Nisan-years begin in the Spring season. Technically, its New Year's Day is the day after the New Moon closest to (within fifteen days before or after) the Spring equinox, when the day and the night is of equal length, typically March 20 in the Gregorian Calendar). It begins the first month, named Nisanu/Nisan/Abib.

==Israel==
Nisan-years is often called the Jewish religious calendar, in contrast to Tishri-years, which is often called the Jewish civil calendar. The month of Nisan is important since it begins the Spring Feasts of Israel.

The way to determine whether or not an intercalary month should be added was by agricultural observation in Israel. If by the end of a Nisan-year barley did not grow spikes a month was added so that barley can be harvested in the month of Nisan.

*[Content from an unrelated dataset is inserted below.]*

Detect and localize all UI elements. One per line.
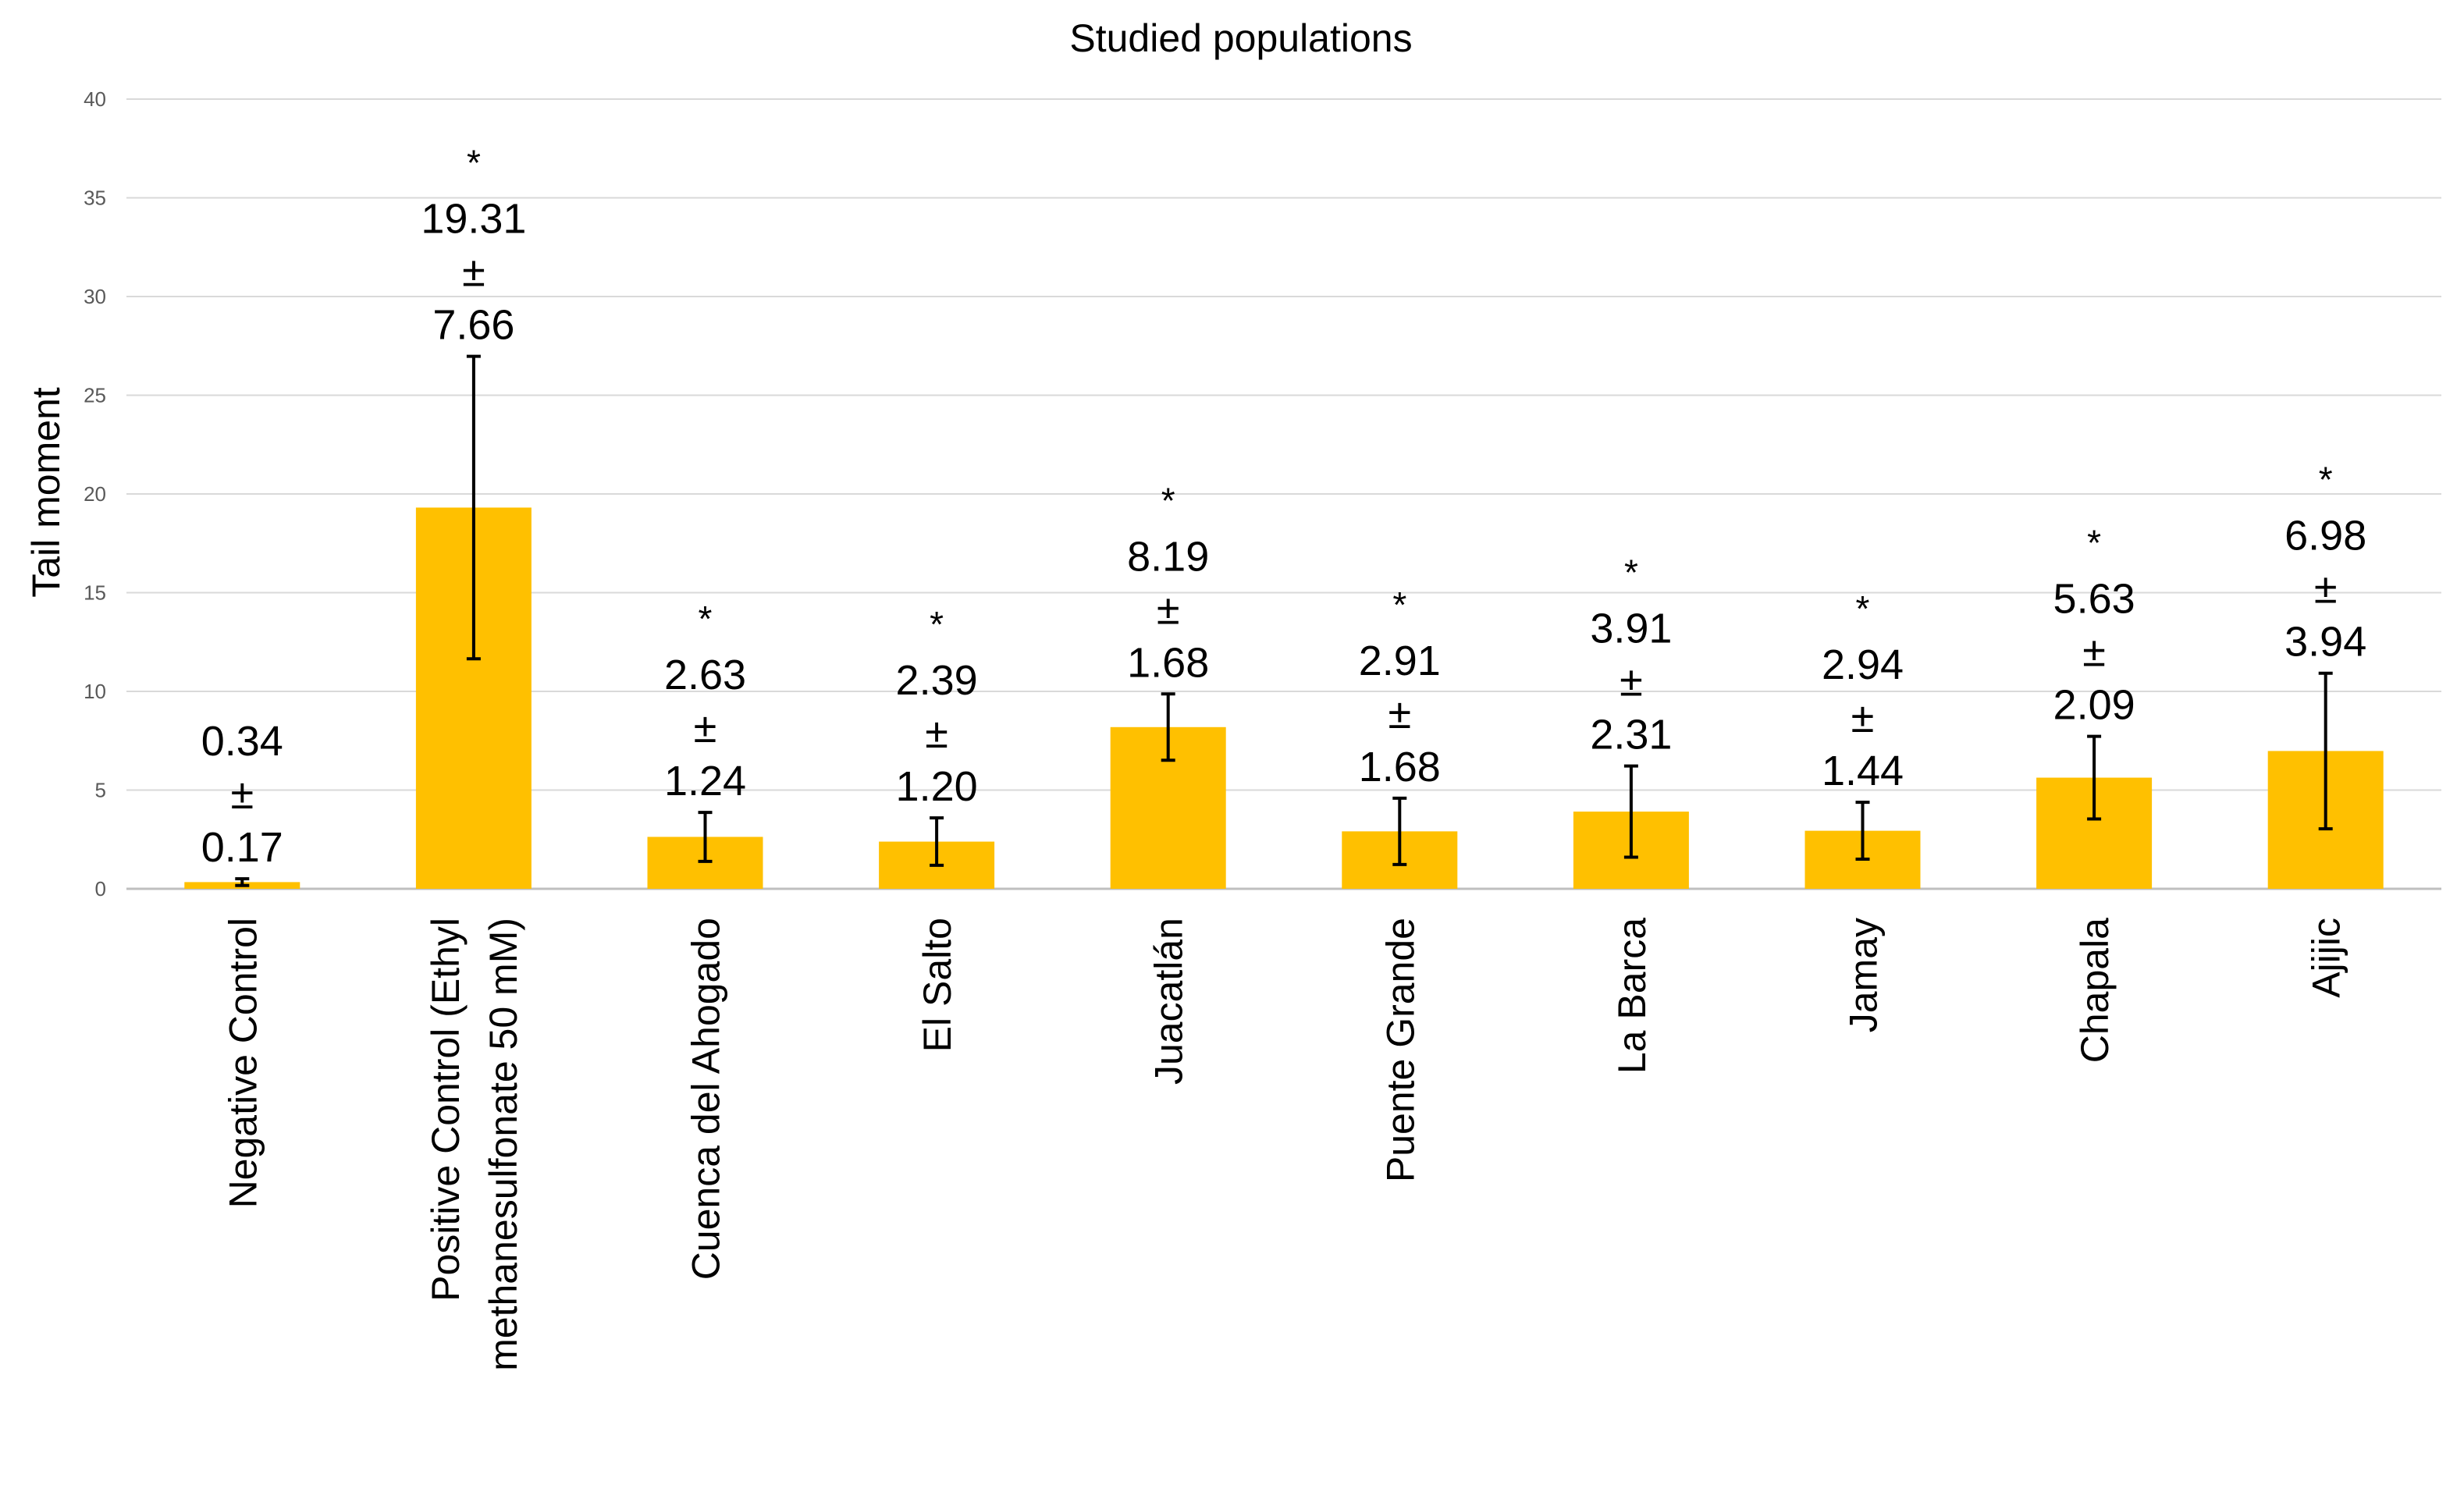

Jewish tradition fixed Nisan 16, the second day after Passover (Nisan 15), as the wave offering or omer offering in Israel, when a portion of the harvested barley is dedicated to God as a Thanksgiving. Karaites and Sadducees, however, fixed it on the first day after the Shabbat based on their interpretation of "Shabbat" in (Leviticus 23:9-14), which simply means day of rest, which can mean either the seventh day of the week, or alternatively a holy convocation on a weekday depending on the context.

==Calendar==

| Month Number | Babylonian Name | Jewish Name | Hebrew Name | Canaanite Name | Gregorian Months |
|---|---|---|---|---|---|
| First | Nisanu | Nisan | Abib | Zib | March–April |
| Second | Aianu | Iyyar | Ziv | Mattan | April–May |
| Third | Simanu | Sivan |  | Zabh Shamash | May–June |
| Fourth | Duzu | Tammuz |  | Kirar | June–July |
| Fifth | Abu | Av |  | Mopa' Lepani | July–August |
| Sixth | Ululu | Elul |  | Mopa' | August–September |
| Seventh | Tishritu | Tishri | Ethanim | Attanim | September–October |
| Eighth | Arahsamnu | Heshvan/Macheshvan | Bul | Bul | October–November |
| Ninth | Kislimu | Kislev |  | Merape' | November–December |
| Tenth | Tebetu | Tevet |  | Pagarim | December–January |
| Eleventh | Shabatu | Shevat | Tsakh | Pa'alat | January–February |
| Twelfth | Addaru | Adar |  | Hiyar | February–March |

The observation of the New Moon may be influenced by the weather condition, so the Rosh Chodesh may be delayed for one or two days. But over all the errors cancel each other, and the calendar system remains accurate.

The intercalary month could be a second Sixth Month (Ululu II), as often practiced in Mesopotamia, or a second Twelfth Month (Adar II, Adar Sheni, or ve-Adar) as consistently practices in Israel.